Andalucía “se adelanta” a la pandemia de nuevo, según el Gobierno autonómico, porque ha preparado “un posible escenario de 3.000 pacientes ingresados por covid-19 en Andalucía”. Los datos oficiales recogidos por la Consejería de Salud este martes son los peores desde que comenzó la desescalada el pasado mayo. Este martes 15 de septiembre, Andalucía ha sumado 22 fallecidos en las últimas 24 horas y un total de 1.038 nuevos casos positivos confirmados por pruebas PCR. El impacto de esta segunda oleada de la pandemia en la comunidad autónoma ya se deja notar de forma visible en los hospitales, donde los ingresos rozan el millar, con un total de 70 nuevos ingresos en las últimas 24 horas y casi 200 más que hace una semana. De todos ellos, 120 enfermos se encuentran en las Unidades de Cuidados Intensivos.

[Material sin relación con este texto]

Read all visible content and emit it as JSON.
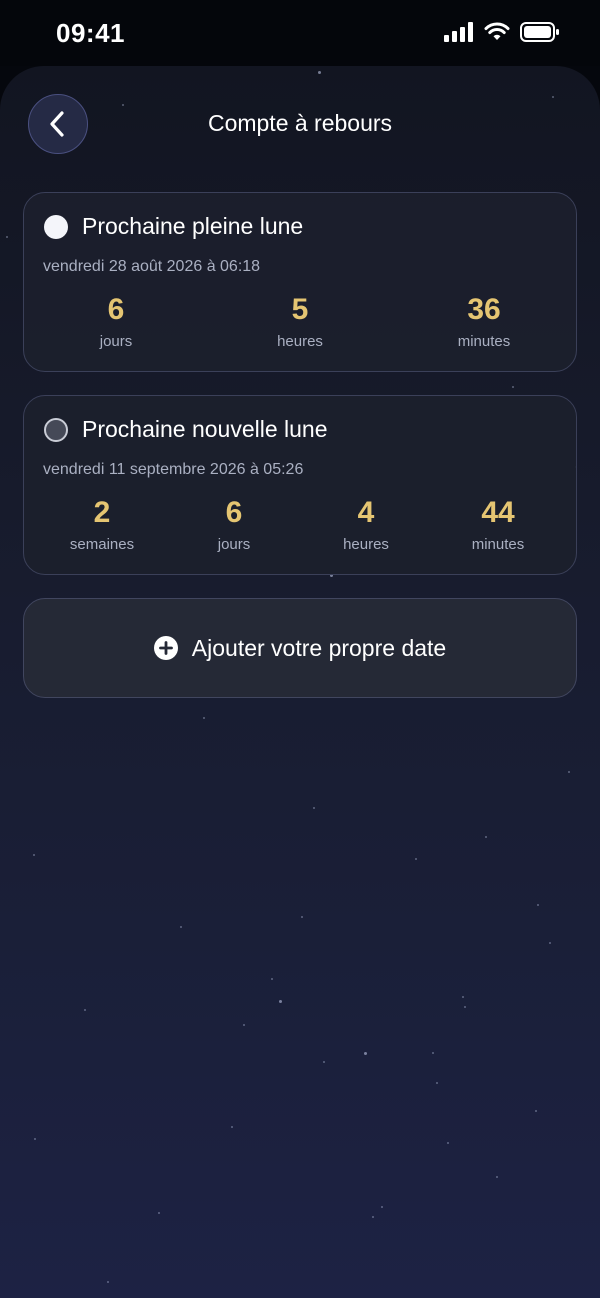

Echar mano de la sanidad privada

El Gobierno de Moreno Bonilla se compromete con su “plan” a que todas las provincias estén preparadas para asumir dicha carga asistencial “sin necesidad de activar recursos asistenciales extraordinarios”, aunque en caso de que “se detecte presión asistencial localizada”, la Junta contempla echar mano de la sanidad privada.

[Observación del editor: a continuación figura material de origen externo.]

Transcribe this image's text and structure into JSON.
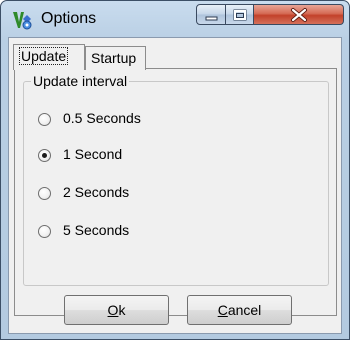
{
  "window": {
    "title": "Options",
    "icon": "options-app-icon"
  },
  "titlebar_buttons": {
    "minimize_icon": "minimize-icon",
    "maximize_icon": "maximize-icon",
    "close_icon": "close-icon"
  },
  "tabs": [
    {
      "label": "Update",
      "selected": true
    },
    {
      "label": "Startup",
      "selected": false
    }
  ],
  "update_interval": {
    "group_title": "Update interval",
    "options": [
      {
        "label": "0.5 Seconds",
        "checked": false
      },
      {
        "label": "1 Second",
        "checked": true
      },
      {
        "label": "2 Seconds",
        "checked": false
      },
      {
        "label": "5 Seconds",
        "checked": false
      }
    ]
  },
  "buttons": {
    "ok_mnemonic": "O",
    "ok_rest": "k",
    "cancel_mnemonic": "C",
    "cancel_rest": "ancel"
  },
  "colors": {
    "title_bar": "#b9cfe4",
    "close_button": "#c2412a",
    "dialog_face": "#f0f0f0"
  }
}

En líneas generales, el nuevo plan con el que la Junta de Andalucía dice que se adelanta a la pandemia no es más que la aplicación de los protocolos ya activados en la primera oleada de la enfermedad durante el confinamiento de marzo y abril pasados. Esto es, una reserva de camas de hospitalización, observación, unidades de recuperación postanestésica y UCI, con el fin de tener operativas la mayor cantidad de unidades disponibles, así como de respiradores, y también la suspensión de todas las cirugías no oncológicas que necesiten UCI, reservando su disponibilidad para pacientes afectados por Covid-19; además de la disminución, aplazamiento o suspensión de la cirugía menor ambulatoria en función de la situación epidémica local, y el aplazamiento o suspensión de todas las consultas de revisión no oncológicas, así como de pruebas diagnósticas en pacientes no oncológicos.

Este “nuevo plan de anticipación” del Gobierno andaluz se anuncia precisamente cuando las denuncias ciudadanas y de las centrales sindicales por las carencias de la atención primaria no cesan de aumentar en un momento que este servicio se presupone como elemento fundamental en la lucha contra la pandemia.